Je ne réponds rien pour l'instant. Je réfléchis. Il est vrai que ses talents de soldats pourraient bien nous être utile. Je n'avais jamais imaginé qu'une autre personne pourrait nous accompagner et briser le duo que je forme depuis si longtemps avec Matt. Une personne supplémentaire nous assurerait plus de sécurité, mais elle nous rendrait plus visible. Quoique, c'est un soldat très bien formé et je ne l'avais pas entendu arriver. De toute manière, nous n'avons pas le temps de jacasser, ni de réfléchir plus. Je lance un regard à Matt. Il sait que je vais dire oui et il n'est pas trop enthousiaste. D'un regard je lui demande de me soutenir et il prend une grande inspiration en signe de défaite. Il accepte. Je me tourne alors vers Wyden et plonge mes yeux dans les siens semi-cachés par ses cheveux et la pénombre.

- C'est d'accord.

Un sourire éclaire son visage.

- Suivez-moi, annonce-t-il.

Il s'éclipse en trottinant sur bord ouest du stade. Nous avançons à sa suite. C'est alors que je remarque qu'il porte un sac à dos. Il savait que nous partirons ce soir et avait prévu de venir avec nous. Il a dû s'en douter lorsque je lui ai dit que j'arrêtais les entraînements nocturnes avec lui. En même temps je ne pouvais pas ne pas le prévenir, il serait venu sur le stade et nous l'aurions sûrement croisé. Cela aurait été pire. Le fait qu'il vienne avec nous est une bonne idée. Nous serons plus fort.

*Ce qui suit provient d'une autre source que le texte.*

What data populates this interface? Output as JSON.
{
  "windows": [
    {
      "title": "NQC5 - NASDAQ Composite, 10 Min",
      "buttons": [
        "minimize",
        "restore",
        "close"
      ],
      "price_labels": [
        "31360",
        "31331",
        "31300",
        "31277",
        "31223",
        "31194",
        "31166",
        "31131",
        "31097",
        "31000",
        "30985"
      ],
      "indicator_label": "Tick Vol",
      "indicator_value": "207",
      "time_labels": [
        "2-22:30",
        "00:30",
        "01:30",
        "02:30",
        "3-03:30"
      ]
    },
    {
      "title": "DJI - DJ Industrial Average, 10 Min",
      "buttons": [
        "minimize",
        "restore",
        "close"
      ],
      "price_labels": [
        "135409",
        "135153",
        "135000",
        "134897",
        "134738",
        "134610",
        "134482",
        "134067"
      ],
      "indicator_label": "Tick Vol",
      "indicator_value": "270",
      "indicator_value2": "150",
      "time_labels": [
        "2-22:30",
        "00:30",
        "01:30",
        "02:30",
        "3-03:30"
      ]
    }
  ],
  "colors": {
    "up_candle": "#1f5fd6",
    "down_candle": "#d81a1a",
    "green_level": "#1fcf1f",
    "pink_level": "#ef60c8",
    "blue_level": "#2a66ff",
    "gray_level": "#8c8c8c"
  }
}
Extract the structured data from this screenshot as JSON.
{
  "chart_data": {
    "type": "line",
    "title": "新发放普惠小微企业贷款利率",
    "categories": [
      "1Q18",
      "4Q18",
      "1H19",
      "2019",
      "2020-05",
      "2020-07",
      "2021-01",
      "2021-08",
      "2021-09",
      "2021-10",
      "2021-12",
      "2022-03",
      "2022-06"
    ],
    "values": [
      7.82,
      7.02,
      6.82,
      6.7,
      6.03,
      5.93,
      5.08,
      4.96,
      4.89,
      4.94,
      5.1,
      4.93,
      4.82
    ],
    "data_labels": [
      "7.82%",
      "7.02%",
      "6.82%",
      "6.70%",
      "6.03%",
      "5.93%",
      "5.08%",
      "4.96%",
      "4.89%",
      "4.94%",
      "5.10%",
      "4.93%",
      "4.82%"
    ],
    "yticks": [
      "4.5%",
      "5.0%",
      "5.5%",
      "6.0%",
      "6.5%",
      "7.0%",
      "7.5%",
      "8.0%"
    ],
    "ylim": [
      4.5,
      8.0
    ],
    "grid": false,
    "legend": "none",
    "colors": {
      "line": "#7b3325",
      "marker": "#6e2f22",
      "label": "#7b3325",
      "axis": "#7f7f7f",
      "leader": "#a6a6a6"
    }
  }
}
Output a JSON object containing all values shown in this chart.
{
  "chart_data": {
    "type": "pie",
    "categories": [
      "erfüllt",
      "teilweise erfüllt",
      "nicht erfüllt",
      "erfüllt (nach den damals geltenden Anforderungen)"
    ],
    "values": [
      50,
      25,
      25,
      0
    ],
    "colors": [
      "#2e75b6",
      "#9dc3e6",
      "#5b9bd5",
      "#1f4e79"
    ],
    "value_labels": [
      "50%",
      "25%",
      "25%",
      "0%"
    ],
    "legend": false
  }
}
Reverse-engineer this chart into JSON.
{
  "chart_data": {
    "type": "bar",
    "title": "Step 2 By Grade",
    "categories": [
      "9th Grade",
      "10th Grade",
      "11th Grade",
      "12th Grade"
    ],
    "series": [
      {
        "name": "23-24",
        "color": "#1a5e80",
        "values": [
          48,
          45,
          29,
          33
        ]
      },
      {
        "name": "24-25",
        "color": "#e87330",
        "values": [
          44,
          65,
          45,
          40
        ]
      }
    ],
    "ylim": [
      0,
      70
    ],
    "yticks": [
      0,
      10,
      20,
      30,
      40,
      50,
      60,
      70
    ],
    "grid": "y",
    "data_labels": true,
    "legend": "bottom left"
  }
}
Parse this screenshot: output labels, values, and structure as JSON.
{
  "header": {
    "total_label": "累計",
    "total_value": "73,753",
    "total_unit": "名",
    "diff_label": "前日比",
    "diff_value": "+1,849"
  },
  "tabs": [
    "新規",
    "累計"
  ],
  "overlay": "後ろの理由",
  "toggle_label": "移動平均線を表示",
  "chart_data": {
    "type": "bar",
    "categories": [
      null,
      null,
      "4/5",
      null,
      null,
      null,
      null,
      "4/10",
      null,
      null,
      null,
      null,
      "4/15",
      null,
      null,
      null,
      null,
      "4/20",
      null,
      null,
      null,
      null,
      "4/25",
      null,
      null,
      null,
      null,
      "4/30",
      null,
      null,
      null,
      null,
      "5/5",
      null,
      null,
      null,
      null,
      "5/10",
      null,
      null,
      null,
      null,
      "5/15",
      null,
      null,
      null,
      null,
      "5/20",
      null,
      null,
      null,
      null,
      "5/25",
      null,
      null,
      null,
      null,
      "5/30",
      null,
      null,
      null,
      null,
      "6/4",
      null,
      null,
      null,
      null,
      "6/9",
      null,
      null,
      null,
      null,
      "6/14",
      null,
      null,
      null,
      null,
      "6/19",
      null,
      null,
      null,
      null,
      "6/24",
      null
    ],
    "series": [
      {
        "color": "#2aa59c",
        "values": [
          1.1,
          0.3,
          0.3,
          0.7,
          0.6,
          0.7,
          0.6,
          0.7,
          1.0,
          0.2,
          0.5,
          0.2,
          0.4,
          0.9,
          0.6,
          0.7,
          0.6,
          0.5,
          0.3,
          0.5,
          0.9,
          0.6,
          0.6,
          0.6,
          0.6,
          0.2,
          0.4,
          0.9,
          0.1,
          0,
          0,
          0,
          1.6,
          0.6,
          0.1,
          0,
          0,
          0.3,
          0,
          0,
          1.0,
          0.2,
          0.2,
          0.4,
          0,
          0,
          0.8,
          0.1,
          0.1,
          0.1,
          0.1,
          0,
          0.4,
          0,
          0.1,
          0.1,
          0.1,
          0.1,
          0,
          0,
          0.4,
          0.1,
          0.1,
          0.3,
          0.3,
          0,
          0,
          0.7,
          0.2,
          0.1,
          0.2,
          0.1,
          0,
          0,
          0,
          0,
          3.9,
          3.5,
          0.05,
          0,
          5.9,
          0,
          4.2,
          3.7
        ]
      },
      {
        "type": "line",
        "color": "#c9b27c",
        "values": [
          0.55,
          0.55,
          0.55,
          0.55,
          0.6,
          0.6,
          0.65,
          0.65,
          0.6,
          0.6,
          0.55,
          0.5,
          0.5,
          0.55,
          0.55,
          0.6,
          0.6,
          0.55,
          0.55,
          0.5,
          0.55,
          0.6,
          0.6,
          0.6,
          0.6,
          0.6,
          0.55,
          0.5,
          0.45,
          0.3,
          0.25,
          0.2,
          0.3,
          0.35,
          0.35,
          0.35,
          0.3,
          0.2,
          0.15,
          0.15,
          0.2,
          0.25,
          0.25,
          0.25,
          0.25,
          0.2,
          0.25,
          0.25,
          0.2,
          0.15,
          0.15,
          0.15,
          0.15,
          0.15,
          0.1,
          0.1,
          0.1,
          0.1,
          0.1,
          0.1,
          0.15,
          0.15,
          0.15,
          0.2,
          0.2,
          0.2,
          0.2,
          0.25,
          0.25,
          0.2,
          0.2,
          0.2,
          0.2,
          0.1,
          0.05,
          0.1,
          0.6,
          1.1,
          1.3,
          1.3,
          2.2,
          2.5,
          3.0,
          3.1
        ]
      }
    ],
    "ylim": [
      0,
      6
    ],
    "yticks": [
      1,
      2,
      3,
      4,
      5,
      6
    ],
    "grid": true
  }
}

Nous slalomons dans différentes rues isolées. La lune ne représente alors qu'un fin croissant. Elle ne nous éclaire que très peu et heureusement puisque nous serons moins visibles. Je m'en veux de n'avoir dit aurevoir. Certaines personnes de cette ville m'ont tellement apportée. J'aurai aimé les prendre dans mes bras, ou ne serait-ce que leur laisser un mot. Et moi je pars comme cela, comme une voleuse. Je sens mon cœur se serrer. J'ai l'impression de les abandonner, en partant du jour au lendemain. Même si je sais que je suis pas le centre de leur vie, en aucun cas je le prétendrais. J'avale ma salive et souffle lentement. Avec l'air qui sort de ma bouche, je jette aussi ma culpabilité. Elle restera ici. Dans ces rues. Dans cette ville. Avec cette vie que j'ai mené quelques temps. Je n'ai pas le temps pour elle. Il fallait que je parte comme je suis arrivée. Brusquement et sans prévenir. C'est comme cela. Maintenant il ne faut plus que j'y pense. Il n'y a plus aucun intérêt. Je vais bientôt retrouver la forêt et courir dans ses bois. C'est cela qui m'attend, pas autre chose.

Nous arrivons prêt du mur. Une tour de guet la surmonte. Nous entrons sans le moindre bruit. Puis nous grimpons les marches, moi en premier. J'arrive enfin en haut, derrière Jonas. Je me gratte la gorge.